- Alsuma, Oklahoma Location within Oklahoma
- Coordinates: 36°05′42″N 95°51′48″W﻿ / ﻿36.09500°N 95.86333°W
- Country: United States
- State: Oklahoma
- County: Tulsa County
- Established: 1906
- Elevation: 659 ft (201 m)
- Time zone: CST
- Area code: 918

= Alsuma, Oklahoma =

Alsuma was a rural community between Tulsa and Broken Arrow in Tulsa County, Oklahoma, United States. Its post office opened in 1905, and was named Welcome, but was renamed Alsuma in 1906. Another version states that the town was named for John Alsuma, a local merchant. According to a long-time resident, the town was renamed for three women: Alice, Susan and Mabel. Legend has it that a squabble among the three town leaders about an appropriate name was settled in a face saving way. Their wives were named Alice, Susie and Mary. It was suggested that the first two letters of each woman's name be combined. The community covered as much as 165 acre and held a population of 75 families. The post office discontinued service in 1926. It is now considered a ghost town. The name is still used locally in referring to a specific area of southeast Tulsa.

The Missouri, Kansas and Texas Railroad (locally known as MKT or Katy) ran through Alsuma and built a station there in 1909. The railroad closed that station in 1940, but operated another station there from 1943 until it was closed in 1971. The railroad renamed the station either Trovillion or Troxillion in 1926, but the sign was repeatedly stolen until the company restored the Alsuma signage. Some early newspapers characterized Alsuma as one of Oklahoma's "black towns". However, former residents have said that some white families also lived there during the time of racial segregation. The railroad divided the community into separate white and black sections. Alsuma had its own school for black children, but the white children went to Union High School, a substantially superior facility. After segregation was outlawed, the black children all transferred to the Union School and the Alsuma school closed permanently.

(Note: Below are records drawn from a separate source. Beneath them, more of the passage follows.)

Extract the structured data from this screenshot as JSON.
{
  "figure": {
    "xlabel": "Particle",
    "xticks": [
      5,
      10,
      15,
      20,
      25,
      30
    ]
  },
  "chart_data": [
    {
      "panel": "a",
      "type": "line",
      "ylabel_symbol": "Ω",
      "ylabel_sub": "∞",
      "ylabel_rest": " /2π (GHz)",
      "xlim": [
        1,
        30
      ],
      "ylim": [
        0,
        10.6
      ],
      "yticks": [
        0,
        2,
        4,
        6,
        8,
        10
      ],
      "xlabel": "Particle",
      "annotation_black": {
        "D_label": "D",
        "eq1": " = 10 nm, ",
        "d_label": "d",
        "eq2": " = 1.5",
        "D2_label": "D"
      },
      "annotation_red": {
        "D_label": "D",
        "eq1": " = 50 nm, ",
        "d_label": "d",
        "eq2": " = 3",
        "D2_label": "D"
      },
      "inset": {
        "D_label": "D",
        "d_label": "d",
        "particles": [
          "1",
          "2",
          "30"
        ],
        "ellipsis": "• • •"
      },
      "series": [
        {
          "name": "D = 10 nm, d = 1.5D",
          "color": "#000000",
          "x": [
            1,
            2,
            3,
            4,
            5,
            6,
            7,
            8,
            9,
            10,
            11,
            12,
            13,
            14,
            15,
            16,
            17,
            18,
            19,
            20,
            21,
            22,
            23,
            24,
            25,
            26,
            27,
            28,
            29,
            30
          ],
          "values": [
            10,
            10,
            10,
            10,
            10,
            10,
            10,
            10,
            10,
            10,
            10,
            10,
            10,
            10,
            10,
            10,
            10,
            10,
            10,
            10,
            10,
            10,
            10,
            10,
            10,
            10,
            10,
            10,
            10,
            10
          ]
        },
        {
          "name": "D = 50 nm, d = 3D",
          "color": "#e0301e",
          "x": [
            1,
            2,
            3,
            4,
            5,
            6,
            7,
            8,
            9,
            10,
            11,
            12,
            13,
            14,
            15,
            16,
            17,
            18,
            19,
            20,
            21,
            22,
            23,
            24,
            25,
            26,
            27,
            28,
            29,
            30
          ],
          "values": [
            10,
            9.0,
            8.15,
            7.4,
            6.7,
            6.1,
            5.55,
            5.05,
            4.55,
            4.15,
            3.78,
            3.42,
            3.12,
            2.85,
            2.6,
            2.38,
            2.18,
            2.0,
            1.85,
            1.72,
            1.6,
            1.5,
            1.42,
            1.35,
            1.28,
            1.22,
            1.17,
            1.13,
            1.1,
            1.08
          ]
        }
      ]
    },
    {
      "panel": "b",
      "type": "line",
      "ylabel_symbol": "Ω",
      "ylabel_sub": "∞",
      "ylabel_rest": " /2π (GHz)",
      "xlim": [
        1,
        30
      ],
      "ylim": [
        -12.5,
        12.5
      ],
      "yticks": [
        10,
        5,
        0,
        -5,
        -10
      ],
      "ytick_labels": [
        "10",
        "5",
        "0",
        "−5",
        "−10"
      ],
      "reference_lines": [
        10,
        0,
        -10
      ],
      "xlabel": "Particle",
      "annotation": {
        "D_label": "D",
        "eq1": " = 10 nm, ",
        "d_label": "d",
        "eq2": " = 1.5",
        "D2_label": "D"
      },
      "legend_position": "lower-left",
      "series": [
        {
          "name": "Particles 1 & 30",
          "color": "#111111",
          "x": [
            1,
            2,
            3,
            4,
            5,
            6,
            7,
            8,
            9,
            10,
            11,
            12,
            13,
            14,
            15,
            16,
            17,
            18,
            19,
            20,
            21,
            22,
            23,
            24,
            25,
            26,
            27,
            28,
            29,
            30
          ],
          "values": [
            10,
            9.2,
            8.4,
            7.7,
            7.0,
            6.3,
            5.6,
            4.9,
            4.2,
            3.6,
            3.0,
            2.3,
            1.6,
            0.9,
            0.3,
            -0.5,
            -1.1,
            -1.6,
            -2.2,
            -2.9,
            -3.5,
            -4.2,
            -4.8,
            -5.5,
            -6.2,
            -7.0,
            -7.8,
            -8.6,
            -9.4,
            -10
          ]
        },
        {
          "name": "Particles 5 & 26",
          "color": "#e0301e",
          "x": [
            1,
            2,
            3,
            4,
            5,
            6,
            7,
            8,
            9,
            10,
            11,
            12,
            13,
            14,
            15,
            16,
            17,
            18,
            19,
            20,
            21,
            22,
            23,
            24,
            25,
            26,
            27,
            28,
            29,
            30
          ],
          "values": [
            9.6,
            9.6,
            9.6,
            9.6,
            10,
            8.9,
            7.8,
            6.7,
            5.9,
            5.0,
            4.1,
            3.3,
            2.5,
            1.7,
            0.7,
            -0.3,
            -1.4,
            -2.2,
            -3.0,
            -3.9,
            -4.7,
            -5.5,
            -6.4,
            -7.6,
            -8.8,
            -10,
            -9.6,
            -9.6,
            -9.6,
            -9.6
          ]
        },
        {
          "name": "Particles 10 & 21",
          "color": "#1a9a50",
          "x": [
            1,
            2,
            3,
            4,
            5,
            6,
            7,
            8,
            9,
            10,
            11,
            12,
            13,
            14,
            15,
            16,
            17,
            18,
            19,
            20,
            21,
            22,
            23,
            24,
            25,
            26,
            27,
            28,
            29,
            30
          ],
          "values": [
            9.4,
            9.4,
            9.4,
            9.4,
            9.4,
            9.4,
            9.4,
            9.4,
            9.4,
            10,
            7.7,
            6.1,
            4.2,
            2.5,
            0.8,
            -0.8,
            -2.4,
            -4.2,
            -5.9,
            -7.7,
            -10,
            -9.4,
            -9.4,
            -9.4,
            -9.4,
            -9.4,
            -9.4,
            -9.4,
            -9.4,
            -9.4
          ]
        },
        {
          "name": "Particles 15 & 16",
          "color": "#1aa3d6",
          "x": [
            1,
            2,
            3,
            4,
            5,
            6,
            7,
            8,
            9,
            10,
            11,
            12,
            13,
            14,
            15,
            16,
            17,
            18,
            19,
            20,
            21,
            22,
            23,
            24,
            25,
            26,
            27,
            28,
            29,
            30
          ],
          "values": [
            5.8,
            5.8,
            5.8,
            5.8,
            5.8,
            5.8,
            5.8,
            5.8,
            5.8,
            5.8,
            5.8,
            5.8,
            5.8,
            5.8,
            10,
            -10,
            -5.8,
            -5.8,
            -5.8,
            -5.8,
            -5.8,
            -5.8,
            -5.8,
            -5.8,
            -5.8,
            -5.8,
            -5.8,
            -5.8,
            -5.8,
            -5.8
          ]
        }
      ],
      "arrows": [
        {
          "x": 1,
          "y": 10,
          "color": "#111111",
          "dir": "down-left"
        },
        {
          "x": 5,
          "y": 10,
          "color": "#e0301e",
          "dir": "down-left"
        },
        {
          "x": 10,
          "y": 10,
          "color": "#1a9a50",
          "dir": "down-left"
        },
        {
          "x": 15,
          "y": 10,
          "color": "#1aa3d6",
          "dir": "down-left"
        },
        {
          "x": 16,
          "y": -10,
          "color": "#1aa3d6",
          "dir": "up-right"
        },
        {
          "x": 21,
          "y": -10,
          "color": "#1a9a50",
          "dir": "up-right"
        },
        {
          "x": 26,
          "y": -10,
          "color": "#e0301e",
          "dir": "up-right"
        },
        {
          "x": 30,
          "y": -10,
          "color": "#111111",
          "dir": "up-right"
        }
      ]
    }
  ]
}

The Alsuma area seemed to be an attractive locale for an airfield, in the early days of flying. After Duncan A. McIntyre closed his McIntyre Airport, his company merged with that of R. F. Garland, who owned Garland Airport at 51st and Sheridan Road in Tulsa County. The merger occurred in October 1931. The facility was later renamed Garland-Clevenger Airport, and by 1934 it was known as Tulsa Commercial Airport. The airport moved a short distance to the southwest, but still in the vicinity of Alsuma, by 1937. The new facility still was rudimentary by modern standards. Built on a 160 acre tract, it had a sod (unpaved) runway and two hangars. Oilman Walter Brown bought the facility in 1951, renamed it Brown's Air Service and soon began to upgrade it. He added hangars, paved runways and a combination office/restaurant building. Brown Airport continued for more than a decade. By 1964, it was closed and the property turned into a housing development.
Tulsa annexed Alsuma in 1966. The city did not extend city services to that area for several years, and did not permit new construction in the area during that time. Residents were even forbidden to build new septic tanks. Tulsa proposed to redevelop the area as an industrial park in 1969, under the aegis of Urban Renewal, and rezoned the entire area for industrial use. It finally completed extending the sewer and water systems to Alsuma in 1971. Today, Alsuma is regarded as the CNG Capital of the World. Several businesses in the Alsuma area of Tulsa provide CNG expertise and equipment globally and were specifically responsible for the adoption of CNG in India and parts of Africa.

Few physical traces of Alsuma still exist inside the Tulsa city limits, on 51 Street between Mingo Road and the Mingo Valley Expressway. Alsuma had its own park, where both black and white children played during the era of segregation. This was prohibited by law in the segregated Tulsa city parks. The Tulsa Park and Recreation Department still lists Alsuma Park at 9801 E. 51st Street as a recreation area, but it is used primarily for storm water retention. There are soccer fields in the pond area, but all playground equipment has disappeared. There are still some residences remaining, but officially Alsuma is regarded as a ghost town.